Occorre sapere quali dati sono stati utilizzati, quali azioni sono state eseguite, dove il sistema ha avuto difficoltà e quante volte è stato necessario l’intervento umano. Le correzioni effettuate dalle persone non dovrebbero scomparire: possono diventare indicazioni per migliorare le istruzioni, aggiornare la base di conoscenza, modificare una regola o riconoscere una nuova eccezione.
Anche le responsabilità devono essere esplicite. Qualcuno deve essere proprietario del processo, non soltanto della tecnologia. L’IT può occuparsi delle integrazioni, della sicurezza e degli accessi, ma il reparto operativo deve definire che cosa rappresenta un risultato corretto. La direzione deve stabilire quali decisioni possano essere delegate e quali debbano rimanere umane. Chi utilizza il sistema ogni giorno deve poter segnalare errori e proporre miglioramenti.
Il Work Trend Index 2026 evidenzia che cultura, supporto manageriale e pratiche organizzative incidono sul valore percepito dell’AI più dei soli comportamenti individuali. Lo stesso studio insiste sulla necessità di definire chi controlla le prestazioni degli agenti, chi può modificare i workflow e come un risultato locale viene trasformato in conoscenza condivisa dall’organizzazione.
Anche la revisione delle evidenze empiriche pubblicata dall’Organizzazione Internazionale del Lavoro nel giugno 2026 considera l’effetto della GenAI non soltanto sulla produttività individuale, ma sulla composizione delle attività e sull’organizzazione del lavoro. L’impatto dipende quindi da come la tecnologia viene inserita nei ruoli, nei processi e nei sistemi di supervisione.

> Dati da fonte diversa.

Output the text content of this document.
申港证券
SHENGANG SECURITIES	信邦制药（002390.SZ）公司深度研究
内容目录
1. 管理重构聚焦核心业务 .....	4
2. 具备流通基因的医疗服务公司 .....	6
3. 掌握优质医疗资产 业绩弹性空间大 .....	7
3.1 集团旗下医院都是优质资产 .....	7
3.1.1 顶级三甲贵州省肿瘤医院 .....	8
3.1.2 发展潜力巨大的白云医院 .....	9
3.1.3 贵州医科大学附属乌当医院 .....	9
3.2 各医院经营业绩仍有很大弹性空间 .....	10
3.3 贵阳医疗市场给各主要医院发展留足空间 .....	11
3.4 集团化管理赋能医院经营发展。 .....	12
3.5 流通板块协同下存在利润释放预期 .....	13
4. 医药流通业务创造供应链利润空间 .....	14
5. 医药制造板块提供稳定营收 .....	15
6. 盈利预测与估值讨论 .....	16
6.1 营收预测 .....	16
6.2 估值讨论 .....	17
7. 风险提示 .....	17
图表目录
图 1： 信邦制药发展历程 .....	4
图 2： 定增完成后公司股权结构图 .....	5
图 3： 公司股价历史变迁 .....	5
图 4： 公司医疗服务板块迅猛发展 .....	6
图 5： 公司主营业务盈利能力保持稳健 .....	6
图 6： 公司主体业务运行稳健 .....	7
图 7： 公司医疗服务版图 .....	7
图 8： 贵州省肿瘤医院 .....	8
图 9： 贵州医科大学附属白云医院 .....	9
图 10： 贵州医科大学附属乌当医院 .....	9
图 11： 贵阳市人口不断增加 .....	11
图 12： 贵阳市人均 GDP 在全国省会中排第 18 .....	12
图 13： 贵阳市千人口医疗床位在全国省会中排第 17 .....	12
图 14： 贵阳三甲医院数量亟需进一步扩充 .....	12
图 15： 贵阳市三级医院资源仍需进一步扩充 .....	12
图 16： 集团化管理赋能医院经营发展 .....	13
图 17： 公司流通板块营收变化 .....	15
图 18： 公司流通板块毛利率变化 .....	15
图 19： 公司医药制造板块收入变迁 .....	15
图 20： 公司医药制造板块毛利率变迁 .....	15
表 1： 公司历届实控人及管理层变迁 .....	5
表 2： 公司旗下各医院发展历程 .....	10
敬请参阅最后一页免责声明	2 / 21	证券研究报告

Quando questo metodo viene applicato correttamente, l’azienda non accumula soltanto automazioni. Costruisce una conoscenza operativa più leggibile: procedure aggiornate, criteri decisionali, controlli, dati e responsabilità che possono essere utilizzati sia dalle persone sia dai sistemi AI.
Partire dai processi non significa rallentare l’innovazione. Significa evitare di investire tempo e denaro in strumenti scollegati dal lavoro reale. Il tool può cambiare dopo pochi mesi; il problema aziendale, il risultato da raggiungere e le responsabilità da governare rimangono.
La domanda iniziale non dovrebbe quindi essere quale modello utilizzare, ma quale parte del lavoro merita di essere osservata e ripensata. Una volta compreso il processo, diventa molto più semplice decidere se serva un assistente, un agente autonomo, una ricerca documentale, un’integrazione API, un’automazione tradizionale o nessuna nuova tecnologia.
In Agent1 partiamo da qui: dal lavoro che esiste già, dai suoi attriti e dalle informazioni che lo attraversano. L’intelligenza artificiale entra solo dopo, nel punto in cui può produrre un miglioramento concreto, controllabile e misurabile.